Ce qui domine dans cette portion de son oeuvre, c’est l’amour qu’il éprouve pour sa « chere Province des Hurons[16] », devenue sa patrie d’adoption. En témoignent les adieux pathétiques qu’il fait à ses hôtes[17], mais aussi sa vive curiosité pour la flore, la faune et les coutumes du pays qu’il rapporte le plus souvent avec un souci de précision digne d’un naturaliste ou d’un ethnologue. Son amour bien senti pour les Hurons le conduit souvent à passer outre à leurs nombreuses imperfections, voire à leur pardonner tous leurs défauts. L’espièglerie ou le mensonge ne sont pas « blasmable[s] en eux, comme [ils] pourroi[en]t estre en des Chrestiens[18] », conclut-il. Leurs dérèglements à peine observés sont aussitôt oubliés, puisqu’ils ont à ses yeux « je ne sçay quoy de prudent & venerable dans leurs desbauches[19] ». Sagard condamne-t-il certains de leurs vices, c’est pour les atténuer presque aussitôt en les juxtaposant aux nombreux défauts des chrétiens :

[N]os Hurons […] ont licence de s’adonner au mal si tost qu’ils peuvent […] bien que je puisse dire avec vérité, n’y avoir jamais veu donner un seul baiser, ou faire aucun geste ou regard impudique : & […] j’ose affermer qu’ils sont moins sujets à ce vice que par deçà[20].

Volontiers indulgent envers ces peuples soumis à de rudes conditions de vie, Sagard s’efforce en de multiples occasions de rejeter l’image donnée par plus d’un voyageur voulant qu’ils soient des « bestes brutes[21] ». On ne s’étonnera pas que le récollet, chargé en juin 1624 de quérir le pain pour l’eucharistie et plusieurs autres « petites choses[22] », promette à ses amis de revenir dans « trois Lunes[23] ». Promesse qui restera lettre morte, puisque son supérieur Polycarpe du Fay le rappelle aussitôt en France. Il y arrivera en octobre 1624 après un séjour d’un peu plus d’une année au Canada.

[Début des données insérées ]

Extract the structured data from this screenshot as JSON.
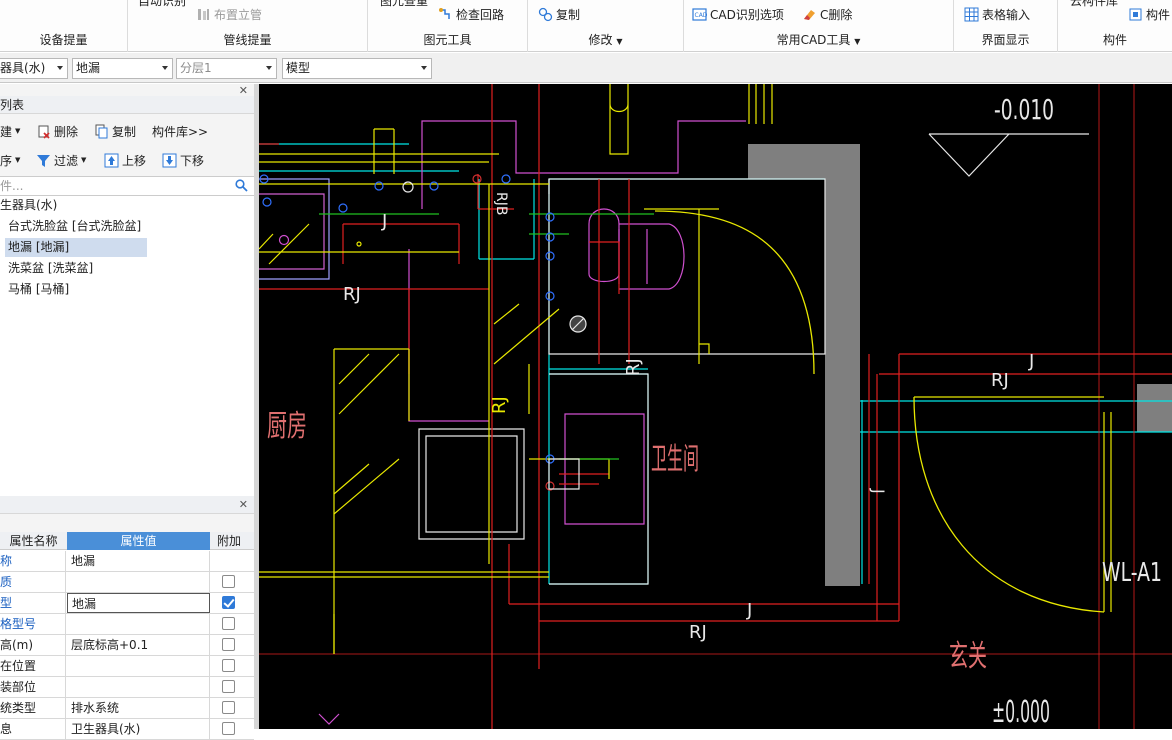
{
  "ribbon": {
    "groups": [
      {
        "title": "设备提量",
        "cut_label": "设备提量"
      },
      {
        "title": "管线提量",
        "cut_label": "自动识别",
        "buttons": [
          "布置立管"
        ]
      },
      {
        "title": "图元工具",
        "cut_label": "图元查重",
        "buttons": [
          "检查回路"
        ]
      },
      {
        "title": "修改",
        "buttons": [
          "复制"
        ]
      },
      {
        "title": "常用CAD工具",
        "buttons": [
          "CAD识别选项",
          "C删除"
        ]
      },
      {
        "title": "界面显示",
        "buttons": [
          "表格输入"
        ]
      },
      {
        "title": "构件",
        "cut_label": "云构件库",
        "buttons": [
          "构件"
        ]
      }
    ]
  },
  "selectors": {
    "type": "器具(水)",
    "component": "地漏",
    "layer": "分层1",
    "mode": "模型"
  },
  "component_list": {
    "title": "列表",
    "toolbar1": [
      "建",
      "删除",
      "复制",
      "构件库>>"
    ],
    "toolbar2": [
      "序",
      "过滤",
      "上移",
      "下移"
    ],
    "search_placeholder": "件...",
    "tree": [
      {
        "label": "生器具(水)",
        "level": 0
      },
      {
        "label": "台式洗脸盆 [台式洗脸盆]",
        "level": 1
      },
      {
        "label": "地漏 [地漏]",
        "level": 1,
        "selected": true
      },
      {
        "label": "洗菜盆 [洗菜盆]",
        "level": 1
      },
      {
        "label": "马桶 [马桶]",
        "level": 1
      }
    ]
  },
  "properties": {
    "headers": [
      "属性名称",
      "属性值",
      "附加"
    ],
    "rows": [
      {
        "name": "称",
        "value": "地漏",
        "blue": true,
        "checkbox": false
      },
      {
        "name": "质",
        "value": "",
        "blue": true,
        "checkbox": true,
        "checked": false
      },
      {
        "name": "型",
        "value": "地漏",
        "blue": true,
        "checkbox": true,
        "checked": true,
        "editing": true
      },
      {
        "name": "格型号",
        "value": "",
        "blue": true,
        "checkbox": true,
        "checked": false
      },
      {
        "name": "高(m)",
        "value": "层底标高+0.1",
        "blue": false,
        "checkbox": true,
        "checked": false
      },
      {
        "name": "在位置",
        "value": "",
        "blue": false,
        "checkbox": true,
        "checked": false
      },
      {
        "name": "装部位",
        "value": "",
        "blue": false,
        "checkbox": true,
        "checked": false
      },
      {
        "name": "统类型",
        "value": "排水系统",
        "blue": false,
        "checkbox": true,
        "checked": false
      },
      {
        "name": "息",
        "value": "卫生器具(水)",
        "blue": false,
        "checkbox": true,
        "checked": false
      }
    ]
  },
  "cad": {
    "labels": {
      "elev_top": "-0.010",
      "elev_bottom": "±0.000",
      "kitchen": "厨房",
      "bathroom": "卫生间",
      "entrance": "玄关",
      "wl": "WL-A1",
      "rj": "RJ",
      "j": "J",
      "rjb": "RJB"
    }
  },
  "colors": {
    "accent": "#2f7ad8",
    "selected_row": "#cfdcee",
    "canvas_bg": "#000000"
  }
}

Huit ans après son retour sur le Vieux Continent, Sagard rompt son silence pour publier son Grand Voyage du pays des Hurons, l’année où le jésuite Paul Lejeune rédige sa première relation annuelle consacrée aux missions de la Nouvelle-France et où Champlain allait faire paraître une réédition de ses Voyages[24]. Ce premier récit rédigé dans la précipitation[25] pour permettre un retour des Récollets en Nouvelle-France n’aura pas l’effet escompté. En 1633, les dirigeants de la Compagnie des Cent-Associés favorisèrent l’embarquement des Jésuites, alléguant que les Récollets n’étaient pas prêts. En 1634, pour contrer la portée des Relations des Jésuites, Sagard commence la rédaction de l’Histoire du Canada, nouveau plaidoyer en faveur des missions récollettes. Malgré cet ultime effort promotionnel pour rentrer en grâce auprès des autorités et du Cardinal de Richelieu, les Récollets se verront à nouveau exclus des navires en 1635 et 1636[26].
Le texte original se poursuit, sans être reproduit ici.